Into this ordinary day, that didn’t have margin to remember her well, he brought this lady with her hat and scarf, her affection for audio, her ringtone, her diamond, her self-deprecating humor, her good-nature in her affliction, her spazzy scooter, and her loving conversation with and about her daughter right into my workplace and let me remember my mom with a smile.







Thursday, June 21, 2018

You Are my Sunshine


Today in urgent care I watched my little guy try to stay still as they stuck a needle in his wound (near his eye) to numb it. Doesn't that sentence make you cringe?
I wanted to. But I also didn't want him to see me cringe, so I didn't.

Tattooed on the arm of the nurse who was helping hold him was, "You are my sunshine."  Lovely black script running down her forearm. THIS SONG was my mom's top pick lullaby of my childhood, my toddlerhood, and probably my infancy as well.

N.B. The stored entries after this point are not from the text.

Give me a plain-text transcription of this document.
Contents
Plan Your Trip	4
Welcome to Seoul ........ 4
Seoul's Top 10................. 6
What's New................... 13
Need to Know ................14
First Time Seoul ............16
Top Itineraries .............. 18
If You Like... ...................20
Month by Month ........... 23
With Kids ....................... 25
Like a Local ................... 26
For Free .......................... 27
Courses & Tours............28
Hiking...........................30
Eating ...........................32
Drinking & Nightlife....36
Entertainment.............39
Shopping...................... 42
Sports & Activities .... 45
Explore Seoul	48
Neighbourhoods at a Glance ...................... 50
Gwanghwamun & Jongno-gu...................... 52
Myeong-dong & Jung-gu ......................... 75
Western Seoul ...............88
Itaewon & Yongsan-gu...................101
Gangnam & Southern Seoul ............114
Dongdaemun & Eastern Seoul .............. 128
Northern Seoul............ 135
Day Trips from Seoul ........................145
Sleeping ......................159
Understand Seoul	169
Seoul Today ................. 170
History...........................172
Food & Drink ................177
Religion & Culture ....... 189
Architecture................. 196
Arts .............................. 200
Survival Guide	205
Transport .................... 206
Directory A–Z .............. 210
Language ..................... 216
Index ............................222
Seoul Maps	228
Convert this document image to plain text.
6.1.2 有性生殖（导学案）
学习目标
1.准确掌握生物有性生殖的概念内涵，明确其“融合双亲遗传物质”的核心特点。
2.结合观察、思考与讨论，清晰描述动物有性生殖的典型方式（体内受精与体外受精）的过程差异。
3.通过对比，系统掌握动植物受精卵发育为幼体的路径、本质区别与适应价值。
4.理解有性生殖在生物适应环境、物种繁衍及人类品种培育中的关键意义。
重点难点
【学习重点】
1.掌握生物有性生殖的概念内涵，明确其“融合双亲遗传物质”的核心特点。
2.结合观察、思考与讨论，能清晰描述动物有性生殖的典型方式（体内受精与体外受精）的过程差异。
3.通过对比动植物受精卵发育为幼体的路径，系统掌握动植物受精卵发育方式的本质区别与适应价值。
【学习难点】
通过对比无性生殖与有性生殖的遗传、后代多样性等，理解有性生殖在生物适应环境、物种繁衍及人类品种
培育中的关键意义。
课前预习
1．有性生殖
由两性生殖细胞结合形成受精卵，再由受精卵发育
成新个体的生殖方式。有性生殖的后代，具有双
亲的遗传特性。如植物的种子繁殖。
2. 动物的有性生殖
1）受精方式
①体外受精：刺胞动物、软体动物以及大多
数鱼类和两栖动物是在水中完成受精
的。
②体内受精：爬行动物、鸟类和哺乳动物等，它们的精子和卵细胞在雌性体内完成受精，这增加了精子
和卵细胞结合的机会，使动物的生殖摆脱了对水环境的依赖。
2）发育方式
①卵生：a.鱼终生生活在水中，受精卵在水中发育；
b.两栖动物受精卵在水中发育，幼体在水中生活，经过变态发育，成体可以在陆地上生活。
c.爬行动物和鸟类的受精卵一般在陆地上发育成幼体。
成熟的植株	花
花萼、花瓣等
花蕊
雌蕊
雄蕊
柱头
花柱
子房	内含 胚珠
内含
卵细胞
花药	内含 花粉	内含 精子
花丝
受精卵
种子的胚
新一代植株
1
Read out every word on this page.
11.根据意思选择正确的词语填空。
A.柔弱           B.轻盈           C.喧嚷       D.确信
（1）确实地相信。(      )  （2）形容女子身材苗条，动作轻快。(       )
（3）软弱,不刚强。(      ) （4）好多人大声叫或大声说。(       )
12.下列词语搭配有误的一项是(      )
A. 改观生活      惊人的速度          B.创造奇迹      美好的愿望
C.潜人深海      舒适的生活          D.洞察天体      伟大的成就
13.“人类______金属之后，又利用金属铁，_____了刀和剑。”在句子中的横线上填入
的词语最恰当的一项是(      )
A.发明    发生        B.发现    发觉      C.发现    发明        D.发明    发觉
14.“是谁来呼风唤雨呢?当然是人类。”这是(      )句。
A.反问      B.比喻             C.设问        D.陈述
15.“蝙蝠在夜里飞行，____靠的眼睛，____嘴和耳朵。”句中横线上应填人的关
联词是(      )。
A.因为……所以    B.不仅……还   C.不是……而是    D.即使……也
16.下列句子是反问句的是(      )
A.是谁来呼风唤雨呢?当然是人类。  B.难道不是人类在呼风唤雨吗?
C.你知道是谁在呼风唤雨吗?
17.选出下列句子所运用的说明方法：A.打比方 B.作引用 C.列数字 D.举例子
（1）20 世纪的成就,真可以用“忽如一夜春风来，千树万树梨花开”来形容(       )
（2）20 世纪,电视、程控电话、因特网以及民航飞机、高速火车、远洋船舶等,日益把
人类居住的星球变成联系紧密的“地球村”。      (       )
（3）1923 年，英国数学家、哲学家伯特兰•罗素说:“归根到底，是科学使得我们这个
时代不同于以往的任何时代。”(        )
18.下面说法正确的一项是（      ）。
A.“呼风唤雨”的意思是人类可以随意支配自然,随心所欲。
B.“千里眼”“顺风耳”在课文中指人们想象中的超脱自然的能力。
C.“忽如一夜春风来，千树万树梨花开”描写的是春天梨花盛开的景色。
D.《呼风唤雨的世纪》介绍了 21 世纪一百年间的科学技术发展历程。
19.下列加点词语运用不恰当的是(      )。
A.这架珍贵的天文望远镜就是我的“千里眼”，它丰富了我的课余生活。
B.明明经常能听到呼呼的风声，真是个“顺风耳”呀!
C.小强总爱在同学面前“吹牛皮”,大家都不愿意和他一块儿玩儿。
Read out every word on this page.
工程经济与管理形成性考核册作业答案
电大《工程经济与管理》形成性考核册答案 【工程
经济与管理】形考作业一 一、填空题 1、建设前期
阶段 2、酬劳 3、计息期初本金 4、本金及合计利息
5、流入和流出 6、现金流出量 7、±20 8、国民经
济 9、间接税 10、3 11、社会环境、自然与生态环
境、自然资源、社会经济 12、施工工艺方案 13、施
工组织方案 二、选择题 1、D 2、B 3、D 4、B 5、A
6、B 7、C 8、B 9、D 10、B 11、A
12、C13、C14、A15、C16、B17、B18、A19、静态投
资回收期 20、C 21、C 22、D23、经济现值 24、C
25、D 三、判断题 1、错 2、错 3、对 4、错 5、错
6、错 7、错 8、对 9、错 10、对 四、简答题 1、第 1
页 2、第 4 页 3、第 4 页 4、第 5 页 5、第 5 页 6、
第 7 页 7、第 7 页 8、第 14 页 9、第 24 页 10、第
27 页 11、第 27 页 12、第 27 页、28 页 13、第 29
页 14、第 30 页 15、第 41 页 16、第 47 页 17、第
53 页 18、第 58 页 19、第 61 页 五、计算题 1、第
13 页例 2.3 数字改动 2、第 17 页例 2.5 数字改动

Missing my mom, it turns out, never goes away. It is imbedded into every moment of my life like a new rhythm of my heartbeat. So when I saw that song title, and thought of my mom, it calmed me in a moment when I was supposed to step up and be the adult. No casting about for support on this one: I've got a kiddo whose wide eyes are seeking mine and he's looking for something sure. Something steady. Somebody who can assure him that he can get through this scary thing. Micah was a super trooper. He always is on the big stuff. As he enjoyed pointing out afterward, "I've had more medical attention than my brother and sister combined."

Afterward, the PA said to me out of the blue, "You're a good mom. We can always tell when the kids can stay calm it's because their parents are calm. That helps a lot."

It wasn't me, I wanted to tell him. My mom could make me feel that I was as welcome as sunshine. As important as sunshine. As cherished as sunshine. A love like that still steadies me long after she's gone away.